Upon completion of the installation, 28 CCTT units will operate at Camp Casey, Korea including ten new production simulators, as well as workstations supporting After-Action Review and Computer Generated Forces.
"This is a significant milestone that demonstrates the sustained professionalism and commitment of the Government/Contractor/User Integrated Development Team to successfully field the Army's premier virtual combined arms training system," said Col. Wellsford V. Barlow, Project Manager for Combined Arms Tactical Trainers at the U.S. Army's Simulation, Training, and Instrumentation Command (STRICOM).
CCTT simulators are produced at Lockheed Martin Information Systems in Orlando. Lockheed Martin Information Systems received the CCTT Development contract award in 1992 and began full-rate production in 1999. The Army recently extended program production through 2005.
The CCTT simulators with an enhanced display system increase the Army's flexibility by allowing training system conversions to take place in the field. The new CCTT simulators deployed in Korea can be rapidly reconfigured in the field to support the specific training need of the soldier. Reconfigurable simulators enhance training value and expand throughput by enabling soldiers to receive training for specific tactical vehicle configurations without requiring travel to remote training facilities.

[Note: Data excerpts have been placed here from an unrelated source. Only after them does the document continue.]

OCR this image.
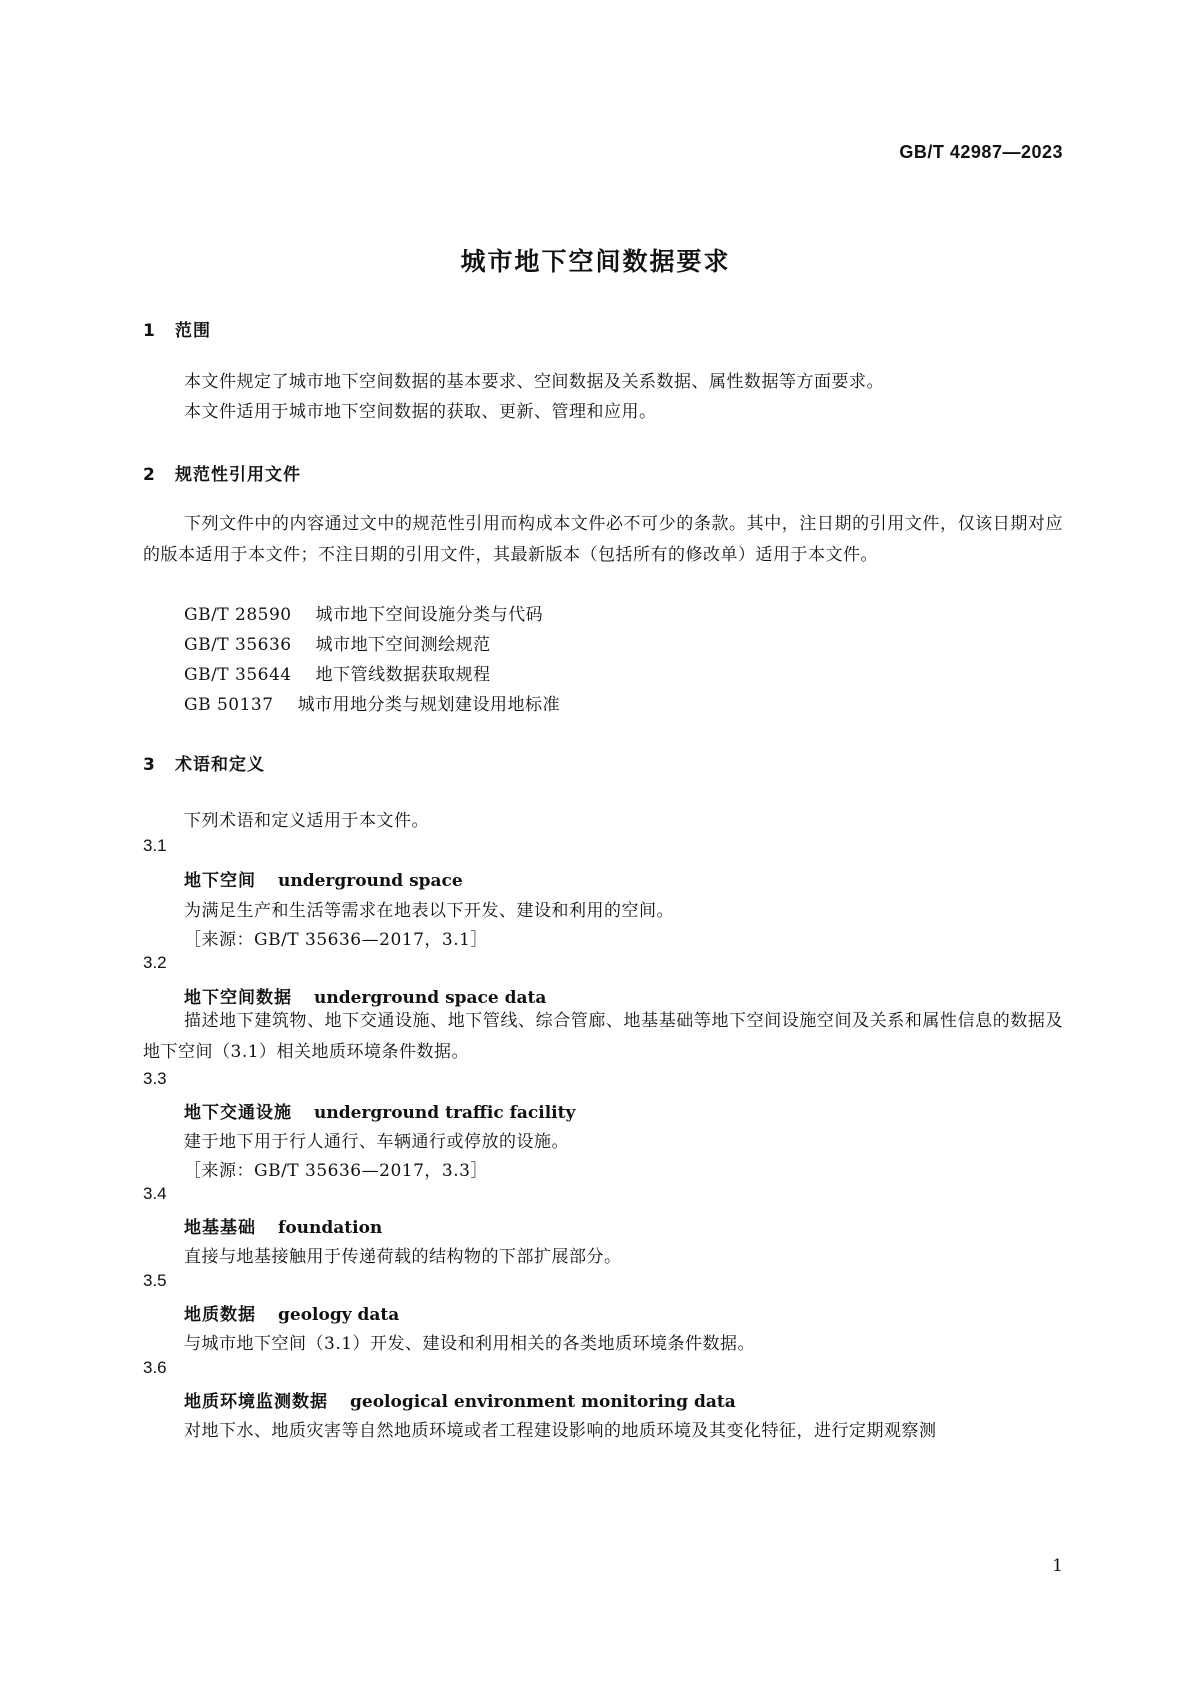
GB/T 42987—2023
城市地下空间数据要求
1 范围
本文件规定了城市地下空间数据的基本要求、空间数据及关系数据、属性数据等方面要求。
本文件适用于城市地下空间数据的获取、更新、管理和应用。
2 规范性引用文件
下列文件中的内容通过文中的规范性引用而构成本文件必不可少的条款。其中，注日期的引用文件，仅该日期对应的版本适用于本文件；不注日期的引用文件，其最新版本（包括所有的修改单）适用于本文件。
GB/T 28590 城市地下空间设施分类与代码
GB/T 35636 城市地下空间测绘规范
GB/T 35644 地下管线数据获取规程
GB 50137 城市用地分类与规划建设用地标准
3 术语和定义
下列术语和定义适用于本文件。
3.1
地下空间 underground space
为满足生产和生活等需求在地表以下开发、建设和利用的空间。
［来源：GB/T 35636—2017，3.1］
3.2
地下空间数据 underground space data
描述地下建筑物、地下交通设施、地下管线、综合管廊、地基基础等地下空间设施空间及关系和属性信息的数据及地下空间（3.1）相关地质环境条件数据。
3.3
地下交通设施 underground traffic facility
建于地下用于行人通行、车辆通行或停放的设施。
［来源：GB/T 35636—2017，3.3］
3.4
地基基础 foundation
直接与地基接触用于传递荷载的结构物的下部扩展部分。
3.5
地质数据 geology data
与城市地下空间（3.1）开发、建设和利用相关的各类地质环境条件数据。
3.6
地质环境监测数据 geological environment monitoring data
对地下水、地质灾害等自然地质环境或者工程建设影响的地质环境及其变化特征，进行定期观察测
1
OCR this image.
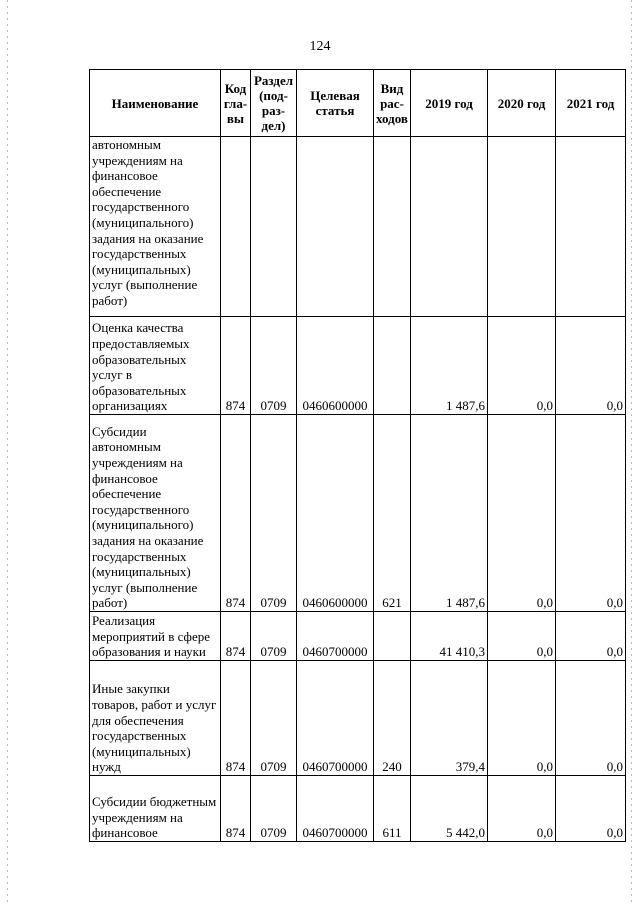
124
Наименование	Код гла- вы	Раздел (под- раз- дел)	Целевая статья	Вид рас- ходов	2019 год	2020 год	2021 год
автономным учреждениям на финансовое обеспечение государственного (муниципального) задания на оказание государственных (муниципальных) услуг (выполнение работ)							
Оценка качества предоставляемых образовательных услуг в образовательных организациях	874	0709	0460600000		1 487,6	0,0	0,0
Субсидии автономным учреждениям на финансовое обеспечение государственного (муниципального) задания на оказание государственных (муниципальных) услуг (выполнение работ)	874	0709	0460600000	621	1 487,6	0,0	0,0
Реализация мероприятий в сфере образования и науки	874	0709	0460700000		41 410,3	0,0	0,0
Иные закупки товаров, работ и услуг для обеспечения государственных (муниципальных) нужд	874	0709	0460700000	240	379,4	0,0	0,0
Субсидии бюджетным учреждениям на финансовое	874	0709	0460700000	611	5 442,0	0,0	0,0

Lockheed Martin Training is a leader in the design, development, installation, operation and integration of training and simulation systems for global defense, civil, and commercial markets. Training products and services in the Lockheed Martin portfolio span the training continuum of live, virtual, constructive and test-instrumentation domains for flight, naval, and ground systems applications. Addressing this continuum with military products ranging from high fidelity virtual simulators to modern wargaming models, Lockheed Martin offers tailored solutions to address readiness needs.